Rappelons que tout récemment, le gouvernement a infligé une hausse de 12 points en quatre ans (dont 3 points dès le 1er janvier dernier) aux employeurs territoriaux, après une première hausse d'un point l'an dernier.
Alors que la CNRACL a été excédentaire pendant des décennies, la situation est aujourd’hui tellement mauvaise que ce régime est aujourd’hui « le plus déficitaire » de tous, avec un déficit qui s’est élevé à 2,3 milliards d’euros en 2023 et pourrait grimper à 10 milliards d’euros en 2030. La hausse des cotisations employeurs décidée par le gouvernement va, selon la Cour, « permettre de ralentir la progression du déficit mais pas de le résorber ».
On le sait en effet, les causes du déficit de la CNRACL sont multiples. Elles ont été identifiées tant par les associations d’élus que par le rapport inter-inspections paru en 2024 – et la Cour des comptes les énumère : d’abord, la dégradation du ratio entre cotisants et retraités, « passé de 3,3 en 2002 à 1,6 en 2023 ». Ensuite, rappelle la Cour, une proportion de pensions d’invalidité (9 %) bien supérieure à celle du régime général (6 %) ou du régime des fonctionnaires de l’État (5 %) – ce qui tient à la proportion importante d’agents de catégorie C exerçant des métiers pénibles dans la FPT.
Le rapport rappelle également qu’au titre de la solidarité entre régimes, la CNRACL a versé plus d’une centaine de milliards d’euros pour résorber le déficit des autres caisses – ce qui a peu à peu vidé son fonds de réserve. Encore en 2023, alors que la CNRACL était largement déficitaire, elle a dû payer 700 millions à ce titre !

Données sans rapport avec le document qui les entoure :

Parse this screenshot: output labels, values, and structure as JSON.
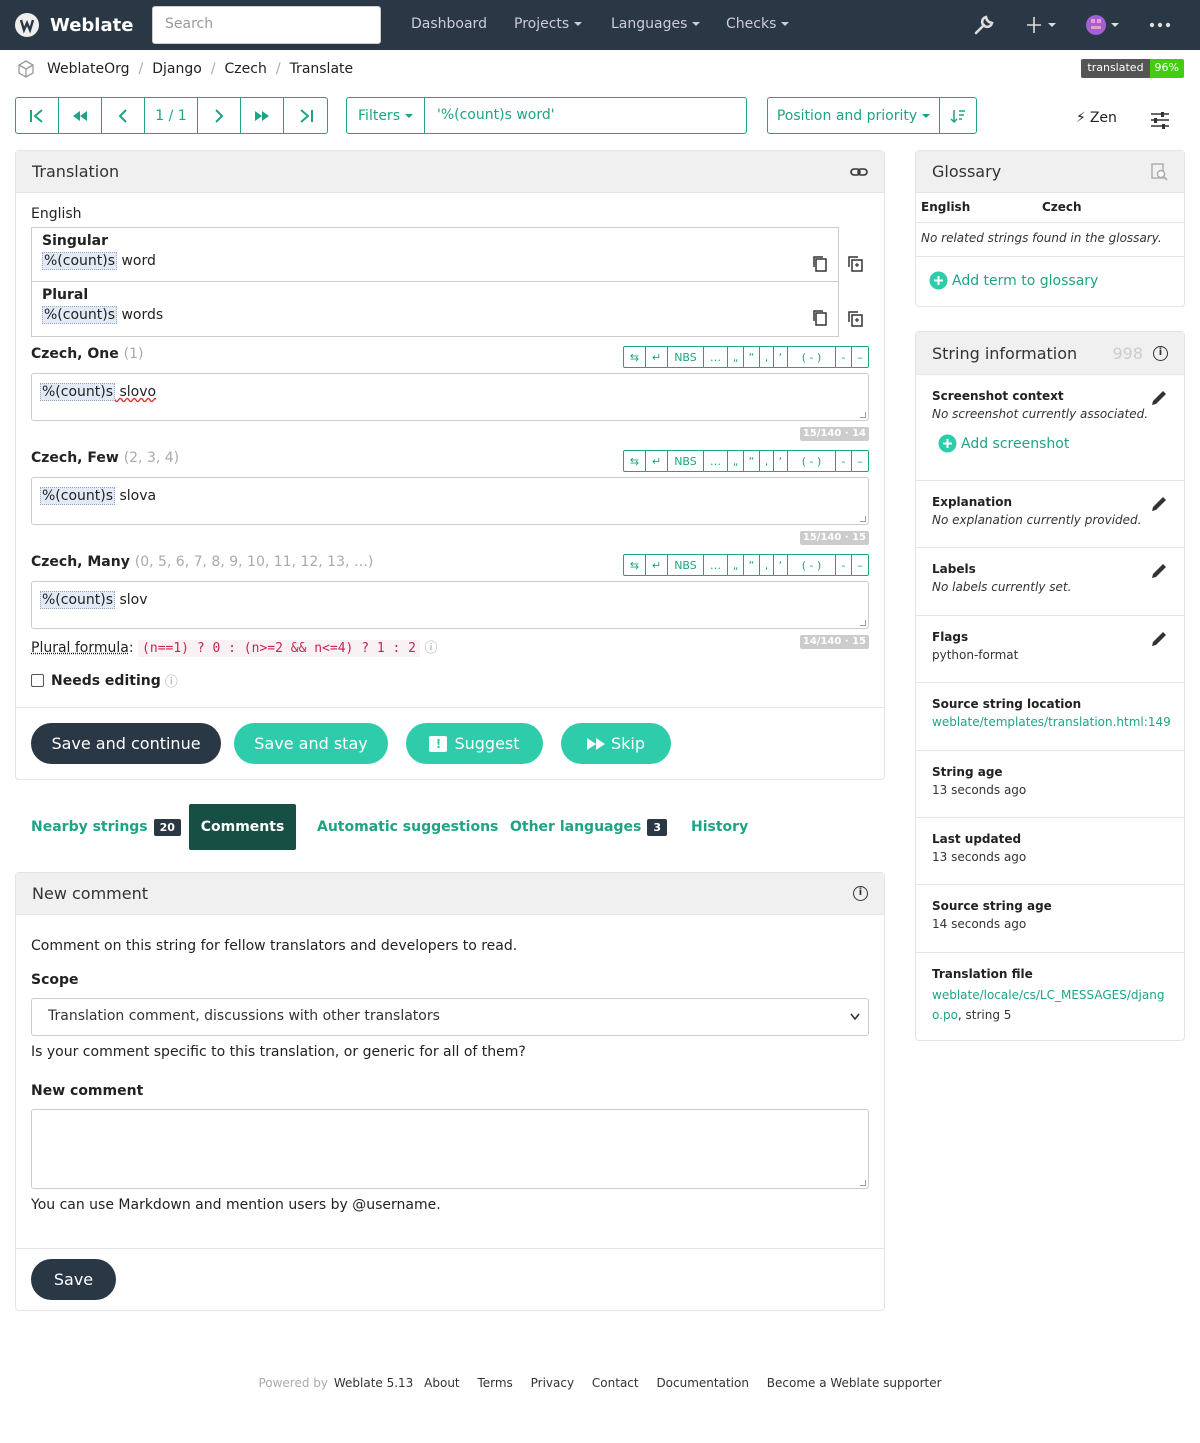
{
  "nav": {
    "brand": "Weblate",
    "search_placeholder": "Search",
    "items": [
      "Dashboard",
      "Projects",
      "Languages",
      "Checks"
    ]
  },
  "breadcrumb": [
    "WeblateOrg",
    "Django",
    "Czech",
    "Translate"
  ],
  "status_badge": {
    "label": "translated",
    "value": "96%"
  },
  "pager": {
    "position": "1 / 1"
  },
  "filter": {
    "button": "Filters",
    "query": "'%(count)s word'"
  },
  "sort": {
    "label": "Position and priority"
  },
  "zen": "Zen",
  "translation": {
    "title": "Translation",
    "source_lang": "English",
    "singular_label": "Singular",
    "singular_ph": "%(count)s",
    "singular_rest": " word",
    "plural_label": "Plural",
    "plural_ph": "%(count)s",
    "plural_rest": " words",
    "toolbar": [
      "⇆",
      "↵",
      "NBS",
      "…",
      "„",
      "“",
      ",",
      "‘",
      "( - )",
      "-",
      "–"
    ],
    "forms": [
      {
        "name": "Czech, One",
        "hint": "(1)",
        "ph": "%(count)s",
        "text": " slovo",
        "counter": "15/140 · 14"
      },
      {
        "name": "Czech, Few",
        "hint": "(2, 3, 4)",
        "ph": "%(count)s",
        "text": " slova",
        "counter": "15/140 · 15"
      },
      {
        "name": "Czech, Many",
        "hint": "(0, 5, 6, 7, 8, 9, 10, 11, 12, 13, …)",
        "ph": "%(count)s",
        "text": " slov",
        "counter": "14/140 · 15"
      }
    ],
    "plural_formula_label": "Plural formula",
    "plural_formula": "(n==1) ? 0 : (n>=2 && n<=4) ? 1 : 2",
    "needs_editing": "Needs editing",
    "buttons": {
      "save_continue": "Save and continue",
      "save_stay": "Save and stay",
      "suggest": "Suggest",
      "skip": "Skip"
    }
  },
  "tabs": [
    {
      "label": "Nearby strings",
      "count": "20"
    },
    {
      "label": "Comments"
    },
    {
      "label": "Automatic suggestions"
    },
    {
      "label": "Other languages",
      "count": "3"
    },
    {
      "label": "History"
    }
  ],
  "comment": {
    "title": "New comment",
    "intro": "Comment on this string for fellow translators and developers to read.",
    "scope_label": "Scope",
    "scope_value": "Translation comment, discussions with other translators",
    "scope_help": "Is your comment specific to this translation, or generic for all of them?",
    "field_label": "New comment",
    "field_help": "You can use Markdown and mention users by @username.",
    "save": "Save"
  },
  "glossary": {
    "title": "Glossary",
    "col_en": "English",
    "col_cs": "Czech",
    "empty": "No related strings found in the glossary.",
    "add": "Add term to glossary"
  },
  "string_info": {
    "title": "String information",
    "id": "998",
    "screenshot_title": "Screenshot context",
    "screenshot_value": "No screenshot currently associated.",
    "add_screenshot": "Add screenshot",
    "explanation_title": "Explanation",
    "explanation_value": "No explanation currently provided.",
    "labels_title": "Labels",
    "labels_value": "No labels currently set.",
    "flags_title": "Flags",
    "flags_value": "python-format",
    "location_title": "Source string location",
    "location_value": "weblate/templates/translation.html:149",
    "age_title": "String age",
    "age_value": "13 seconds ago",
    "updated_title": "Last updated",
    "updated_value": "13 seconds ago",
    "src_age_title": "Source string age",
    "src_age_value": "14 seconds ago",
    "file_title": "Translation file",
    "file_link_1": "weblate/locale/cs/LC_MESSAGES/djang",
    "file_link_2": "o.po",
    "file_suffix": ", string 5"
  },
  "footer": {
    "powered_by": "Powered by",
    "version": "Weblate 5.13",
    "links": [
      "About",
      "Terms",
      "Privacy",
      "Contact",
      "Documentation",
      "Become a Weblate supporter"
    ]
  }
}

La Cour pointe enfin une autre cause au déficit de la CNRACL : celle-ci couvre « par ses seules cotisations les droits non contributifs liés à des dispositifs de solidarité, comme la majoration pour enfants ». Alors que le régime général, lui, bénéficie pour cela d’un transfert de la Caisse nationale des allocations familiales.
Remise à plat
On mesure à la lecture de ce rapport la nécessité d’une « remise à plat » complète du système de retraite dans la fonction publique territoriale, remise à plat réclamée à cor et à cri par l’AMF depuis des années. Il est en effet évident que jouer, comme le souhaite le gouvernement, uniquement sur la hausse des cotisations des employeurs, est non seulement intenable pour ceux-ci à termes mais, de plus, ne résout pas le problème : « La hausse du taux de cotisation des employeurs, de 12 points au total, entre 2025 et 2028, permettrait d’augmenter les ressources du régime de 6,6 milliards d’euros en 2028. Le déficit serait alors ramené à 0,4 milliard, mais celui-ci repartirait ensuite à la hausse pour atteindre 5 milliards d’euros en 2035 puis 6 à 7 milliards en 2045 », écrivent les magistrats financiers.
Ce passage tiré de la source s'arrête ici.